Coylewright noted that after a formal review of the data, the heart team at her center has decided there’s not enough evidence to support using protection during TAVI, even selectively. But she raised the possibility that external forces could come into play on a broader scale.
“I think in competitive markets—that is, in cities that have a number of aortic valve programs—it becomes more complicated, because there is a lot of advertising around this technology that leads the public to believe that there is a reduction in stroke,” said Coylewright “And so I think it makes it challenging if you’re not going to use it to say, ‘Now we’re pulling back,’ versus adopting it.”

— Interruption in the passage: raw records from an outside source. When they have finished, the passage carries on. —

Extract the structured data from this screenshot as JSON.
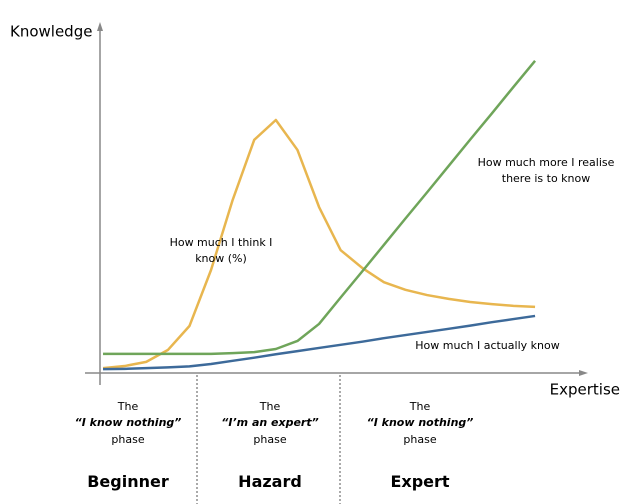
{
  "chart_data": {
    "type": "line",
    "y_label": "Knowledge",
    "x_label": "Expertise",
    "x": [
      0,
      1,
      2,
      3,
      4,
      5,
      6,
      7,
      8,
      9,
      10,
      11,
      12,
      13,
      14,
      15,
      16,
      17,
      18,
      19,
      20
    ],
    "xlim": [
      -0.14,
      20.46
    ],
    "ylim": [
      0,
      100
    ],
    "series": [
      {
        "name": "How much I think I know (%)",
        "color": "#e8b64f",
        "values": [
          1.4,
          2,
          3.2,
          6.6,
          13.5,
          29.6,
          49.7,
          67,
          72.7,
          64.1,
          47.7,
          35.3,
          30.2,
          26.1,
          23.9,
          22.4,
          21.3,
          20.4,
          19.8,
          19.3,
          19
        ]
      },
      {
        "name": "How much more I realise there is to know",
        "color": "#6fa55a",
        "values": [
          5.5,
          5.5,
          5.5,
          5.5,
          5.5,
          5.5,
          5.7,
          6,
          6.9,
          9.2,
          14.1,
          21.7,
          29.2,
          36.8,
          44.4,
          51.9,
          59.5,
          67.1,
          74.6,
          82.2,
          89.7
        ]
      },
      {
        "name": "How much I actually know",
        "color": "#3d6a9a",
        "values": [
          1.1,
          1.2,
          1.4,
          1.6,
          1.9,
          2.6,
          3.5,
          4.4,
          5.4,
          6.3,
          7.2,
          8.1,
          9,
          10,
          10.9,
          11.8,
          12.7,
          13.6,
          14.6,
          15.5,
          16.4
        ]
      }
    ],
    "phases": [
      {
        "intro": "The",
        "quote": "“I know nothing”",
        "outro": "phase",
        "name": "Beginner"
      },
      {
        "intro": "The",
        "quote": "“I’m an expert”",
        "outro": "phase",
        "name": "Hazard"
      },
      {
        "intro": "The",
        "quote": "“I know nothing”",
        "outro": "phase",
        "name": "Expert"
      }
    ]
  }
}
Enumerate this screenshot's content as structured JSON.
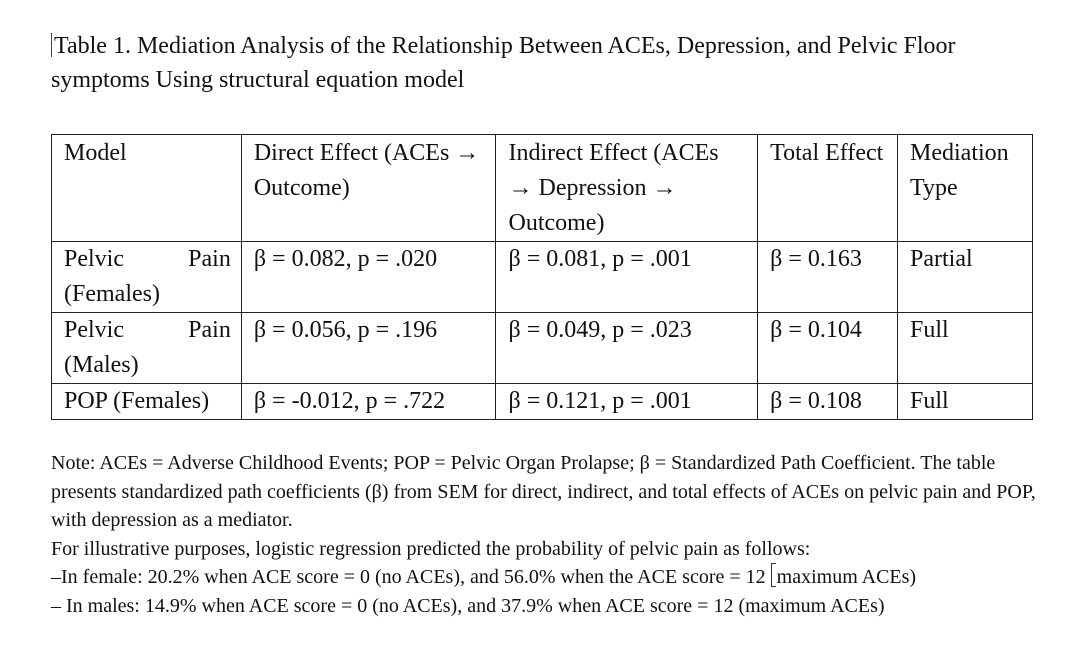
{
  "caption": {
    "text": "Table 1. Mediation Analysis of the Relationship Between ACEs, Depression, and Pelvic Floor symptoms Using structural equation model"
  },
  "table": {
    "headers": [
      "Model",
      "Direct Effect (ACEs → Outcome)",
      "Indirect Effect (ACEs → Depression → Outcome)",
      "Total Effect",
      "Mediation Type"
    ],
    "rows": [
      {
        "model_a": "Pelvic",
        "model_b": "Pain",
        "model_c": "(Females)",
        "direct": "β = 0.082, p = .020",
        "indirect": "β = 0.081, p = .001",
        "total": "β = 0.163",
        "type": "Partial"
      },
      {
        "model_a": "Pelvic",
        "model_b": "Pain",
        "model_c": "(Males)",
        "direct": "β = 0.056, p = .196",
        "indirect": "β = 0.049, p = .023",
        "total": "β = 0.104",
        "type": "Full"
      },
      {
        "model_a": "POP (Females)",
        "direct": "β = -0.012, p = .722",
        "indirect": "β = 0.121, p = .001",
        "total": "β = 0.108",
        "type": "Full"
      }
    ]
  },
  "note": {
    "definitions": "Note: ACEs = Adverse Childhood Events; POP = Pelvic Organ Prolapse; β = Standardized Path Coefficient. The table presents standardized path coefficients (β) from SEM for direct, indirect, and total effects of ACEs on pelvic pain and POP, with depression as a mediator.",
    "illustration": "For illustrative purposes, logistic regression predicted the probability of pelvic pain as follows:",
    "female_a": "–In female: 20.2% when ACE score = 0 (no ACEs), and 56.0% when the ACE score = 12 ",
    "female_b": "maximum ACEs)",
    "male": "– In males: 14.9% when ACE score = 0 (no ACEs), and 37.9% when ACE score = 12 (maximum ACEs)"
  }
}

Support for Further Research
Neurologists are no doubt watching this space closely. Luciano Sposato, MD, MBA (London Health Sciences Centre, Western University, Canada), chair of World Stroke Organization’s brain and heart task force, told TCTMD that PROTECTED TAVR was very much needed to evaluate the utility of CEP during TAVI, indicating, however, that there’s not “a lot of room for a change in practice based on these results.”
He supported the importance of looking for ways to prevent periprocedural stroke in TAVI, especially since the procedure will continue to be used in a broader range of patients, and made a call for future studies to include more-extensive use of neuroimaging to gain more insights.
“Whatever we can do to reduce the number of strokes should be welcomed,” Sposato said, noting that the stroke rate in PROTECTED TAVR, though much lower than in the early days of TAVI, still represents a “fairly large number of events.”
The stroke rate’s going down and so maybe we won’t need devices as much as we did before. Catherine Otto
Catherine Otto, MD (University of Washington, Seattle), co-chair of the latest US valvular heart disease guidelines, said there’s biological plausibility to support embolic protection, pointing to the debris captured by the device. “It’s hard to understand how you can have such biological plausibility and then not have a benefit,” she commented. “I think that’s probably where people are surprised and trying to understand” the results of PROTECTED TAVR.
Otto agreed that the stroke rate in PROTECTED TAVR is still higher than is desirable, but said its excellent news that the rate appears to be falling: “My takeaway message would be that the stroke rate’s going down and so maybe we won’t need devices as much as we did before.”
Still, Otto said, “we need to reduce the risk of stroke with transcatheter valve implantation and if this isn’t the right approach, what is?”
Nobody was ready to close the door on the concept of preventing stroke during TAVI through use of some type of protection device, and Cohen noted that many companies are still very interested in this area. “If we had a device that we were strongly convinced reduced disabling stroke by 70%, I think it would be very worth using,” he said. “We just aren’t quite there yet in terms of the strength of evidence.”
Coylewright is content to watch and wait.
“My mind remains very open for the promise of technologies to reduce the risk of stroke in TAVR. I’m hopeful that we can continue to do research to find how we’ll get that number to zero,” she said. “The disabling stroke signal lets us know that there is still work to be done in this area and that we have the potential to improve patient care.”
- PROTECTED TAVR was funded by Boston Scientific.
- Kapadia reports receiving grant/research support from Boston Scientific and being a stock shareholder of or having equity/options from Admedus, Anteris, and Navigate.
- Cohen reports having received consulting income and research grant support from Boston Scientific.
- Kaul reports no relevant conflicts of interest related to PROTECTED TAVR, but he has consulted with Keystone Heart on the TriGUARD 3 embolic protection device in the past.
- Coylewright reports receiving honoraria for consulting from and having been a funded investigator for Boston Scientific.
- Capodanno, Otto, Shah, and Sposato report no relevant conflicts of interest.